I'm given:$$x = .95 = P(A|B) = P(A^C|B^C)$$ $$P(B)=.05 \space \text{and} \space P(B^C)=.95$$
I want to find $\bf{P(B^C|A)}$
I know that: $$P(B^C|A) = \frac{P(B^C\cap A)}{P(A)}$$
I can find $P(A)$, but not sure what I can do do get me $P(B^C\cap A)$.
Is $P(A|B^C)=1-P(A^C|B^C)$ a valid argument?

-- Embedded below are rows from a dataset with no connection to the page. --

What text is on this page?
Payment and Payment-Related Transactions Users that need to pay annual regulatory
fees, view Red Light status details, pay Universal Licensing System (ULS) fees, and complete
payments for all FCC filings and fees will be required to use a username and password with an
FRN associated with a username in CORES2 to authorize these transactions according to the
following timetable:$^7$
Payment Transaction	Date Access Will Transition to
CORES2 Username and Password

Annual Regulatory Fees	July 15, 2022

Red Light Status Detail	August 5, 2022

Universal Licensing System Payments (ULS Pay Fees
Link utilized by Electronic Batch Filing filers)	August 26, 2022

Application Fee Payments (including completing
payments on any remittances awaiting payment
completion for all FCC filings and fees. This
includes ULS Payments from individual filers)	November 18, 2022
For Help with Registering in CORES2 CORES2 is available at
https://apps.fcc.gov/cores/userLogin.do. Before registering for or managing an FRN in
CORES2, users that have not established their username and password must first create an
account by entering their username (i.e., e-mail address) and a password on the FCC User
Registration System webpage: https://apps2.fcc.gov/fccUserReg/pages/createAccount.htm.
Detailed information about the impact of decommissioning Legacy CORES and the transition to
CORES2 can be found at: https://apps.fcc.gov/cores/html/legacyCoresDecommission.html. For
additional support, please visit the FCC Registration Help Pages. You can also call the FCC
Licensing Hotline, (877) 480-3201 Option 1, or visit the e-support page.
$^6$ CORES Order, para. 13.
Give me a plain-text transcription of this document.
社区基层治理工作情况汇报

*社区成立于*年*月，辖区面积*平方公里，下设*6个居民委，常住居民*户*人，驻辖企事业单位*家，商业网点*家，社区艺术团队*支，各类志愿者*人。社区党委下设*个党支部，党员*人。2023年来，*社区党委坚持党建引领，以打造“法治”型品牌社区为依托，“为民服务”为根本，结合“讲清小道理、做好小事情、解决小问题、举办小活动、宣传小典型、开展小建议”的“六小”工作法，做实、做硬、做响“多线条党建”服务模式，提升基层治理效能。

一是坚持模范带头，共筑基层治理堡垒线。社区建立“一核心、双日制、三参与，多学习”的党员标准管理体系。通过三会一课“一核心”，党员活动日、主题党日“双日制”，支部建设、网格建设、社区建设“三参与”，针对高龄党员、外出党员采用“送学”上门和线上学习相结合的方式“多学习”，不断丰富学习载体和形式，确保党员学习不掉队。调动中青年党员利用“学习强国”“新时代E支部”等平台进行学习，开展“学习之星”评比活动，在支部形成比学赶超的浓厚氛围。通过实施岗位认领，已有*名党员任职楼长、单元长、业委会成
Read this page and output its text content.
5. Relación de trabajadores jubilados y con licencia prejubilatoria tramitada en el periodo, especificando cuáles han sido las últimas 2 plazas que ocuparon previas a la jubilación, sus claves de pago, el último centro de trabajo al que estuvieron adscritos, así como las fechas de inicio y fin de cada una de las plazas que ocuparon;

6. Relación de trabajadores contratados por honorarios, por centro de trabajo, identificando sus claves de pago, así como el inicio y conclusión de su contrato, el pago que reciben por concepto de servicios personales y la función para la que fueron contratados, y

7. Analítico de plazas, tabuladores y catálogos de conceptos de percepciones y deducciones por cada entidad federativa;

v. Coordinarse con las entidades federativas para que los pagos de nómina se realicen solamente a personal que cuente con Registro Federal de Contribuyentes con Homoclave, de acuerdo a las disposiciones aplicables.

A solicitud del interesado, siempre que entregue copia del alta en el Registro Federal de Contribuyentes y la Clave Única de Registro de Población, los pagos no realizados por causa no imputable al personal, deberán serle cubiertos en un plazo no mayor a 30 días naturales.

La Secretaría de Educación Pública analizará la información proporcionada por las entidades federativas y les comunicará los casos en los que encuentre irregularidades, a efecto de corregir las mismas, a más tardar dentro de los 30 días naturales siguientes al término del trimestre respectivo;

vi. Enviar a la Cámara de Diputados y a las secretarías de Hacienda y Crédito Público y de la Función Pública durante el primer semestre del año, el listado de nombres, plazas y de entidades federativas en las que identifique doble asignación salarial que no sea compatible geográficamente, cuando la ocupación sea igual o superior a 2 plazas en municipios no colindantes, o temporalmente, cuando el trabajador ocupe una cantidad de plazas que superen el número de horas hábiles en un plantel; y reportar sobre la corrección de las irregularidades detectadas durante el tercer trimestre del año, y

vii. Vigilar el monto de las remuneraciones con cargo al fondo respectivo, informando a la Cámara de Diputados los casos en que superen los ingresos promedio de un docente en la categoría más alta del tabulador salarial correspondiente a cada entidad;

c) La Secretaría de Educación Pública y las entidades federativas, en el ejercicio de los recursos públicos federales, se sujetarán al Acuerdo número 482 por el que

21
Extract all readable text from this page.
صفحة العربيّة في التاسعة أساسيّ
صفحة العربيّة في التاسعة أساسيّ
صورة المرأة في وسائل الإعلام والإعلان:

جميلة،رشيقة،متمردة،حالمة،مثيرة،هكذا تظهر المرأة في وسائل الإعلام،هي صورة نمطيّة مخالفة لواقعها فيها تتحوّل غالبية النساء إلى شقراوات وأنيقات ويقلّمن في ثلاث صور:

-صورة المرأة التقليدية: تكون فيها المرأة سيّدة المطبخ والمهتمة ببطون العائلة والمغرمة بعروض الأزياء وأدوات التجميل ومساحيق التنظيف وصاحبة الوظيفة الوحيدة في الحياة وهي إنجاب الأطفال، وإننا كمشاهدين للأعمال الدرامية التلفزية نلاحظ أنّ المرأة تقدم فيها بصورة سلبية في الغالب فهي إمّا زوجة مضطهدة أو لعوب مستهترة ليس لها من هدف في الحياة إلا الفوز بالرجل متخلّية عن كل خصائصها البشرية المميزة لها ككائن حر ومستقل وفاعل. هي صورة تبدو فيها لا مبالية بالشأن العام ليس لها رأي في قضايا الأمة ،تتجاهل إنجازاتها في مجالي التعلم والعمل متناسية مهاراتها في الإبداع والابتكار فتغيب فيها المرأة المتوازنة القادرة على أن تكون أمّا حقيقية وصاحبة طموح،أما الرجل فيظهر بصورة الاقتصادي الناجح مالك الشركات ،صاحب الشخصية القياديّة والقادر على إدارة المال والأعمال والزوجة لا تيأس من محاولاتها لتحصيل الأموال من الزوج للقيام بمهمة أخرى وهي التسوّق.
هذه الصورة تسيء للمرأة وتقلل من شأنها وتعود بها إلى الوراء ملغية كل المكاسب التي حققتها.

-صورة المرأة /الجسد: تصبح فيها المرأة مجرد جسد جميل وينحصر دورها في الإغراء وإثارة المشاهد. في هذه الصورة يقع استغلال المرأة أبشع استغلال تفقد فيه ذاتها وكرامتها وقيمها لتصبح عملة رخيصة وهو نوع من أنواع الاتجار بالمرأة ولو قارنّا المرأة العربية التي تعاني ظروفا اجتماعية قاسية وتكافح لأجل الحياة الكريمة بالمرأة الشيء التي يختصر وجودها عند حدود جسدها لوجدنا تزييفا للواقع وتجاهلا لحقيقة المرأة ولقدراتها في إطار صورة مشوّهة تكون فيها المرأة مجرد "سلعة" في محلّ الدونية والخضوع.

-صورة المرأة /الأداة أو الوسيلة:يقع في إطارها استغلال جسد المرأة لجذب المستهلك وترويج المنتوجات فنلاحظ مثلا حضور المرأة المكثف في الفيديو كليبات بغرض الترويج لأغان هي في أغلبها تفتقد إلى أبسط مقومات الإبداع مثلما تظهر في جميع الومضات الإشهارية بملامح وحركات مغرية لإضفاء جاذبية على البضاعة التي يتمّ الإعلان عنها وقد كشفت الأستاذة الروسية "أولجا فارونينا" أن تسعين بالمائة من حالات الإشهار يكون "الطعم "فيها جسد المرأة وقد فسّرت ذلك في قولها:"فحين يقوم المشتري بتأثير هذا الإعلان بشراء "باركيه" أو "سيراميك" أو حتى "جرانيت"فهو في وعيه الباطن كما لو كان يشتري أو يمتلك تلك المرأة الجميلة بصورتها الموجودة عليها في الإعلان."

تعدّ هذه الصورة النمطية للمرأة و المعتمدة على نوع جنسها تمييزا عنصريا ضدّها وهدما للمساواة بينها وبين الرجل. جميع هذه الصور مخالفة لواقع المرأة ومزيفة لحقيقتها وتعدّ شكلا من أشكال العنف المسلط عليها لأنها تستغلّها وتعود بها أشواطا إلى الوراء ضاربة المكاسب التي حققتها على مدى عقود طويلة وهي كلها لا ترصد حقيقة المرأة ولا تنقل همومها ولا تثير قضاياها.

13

Yes, apparently the complement rule holds for conditional probabilities as was previously noted on this very forum by Graham Kemp, to quote the proof:
$$\begin{align}\Pr(B) & = \Pr((A\cap B) \cup (A^\prime\cap B)) & \text{by total probability law} \\ & = \Pr(A\cap B)+\Pr(A^\prime\cap B) & \text{because of mutual exclusion} \\ \implies \Pr(A\cap B) & = \Pr(B)-\Pr(A^\prime\cap B) & \text{by rearangement}\\\therefore \Pr(A\mid B)&=1 - \Pr(A^\prime\mid B) & \text{by division by }\Pr(B)\end{align}$$
where the first step was also noted above by Michael.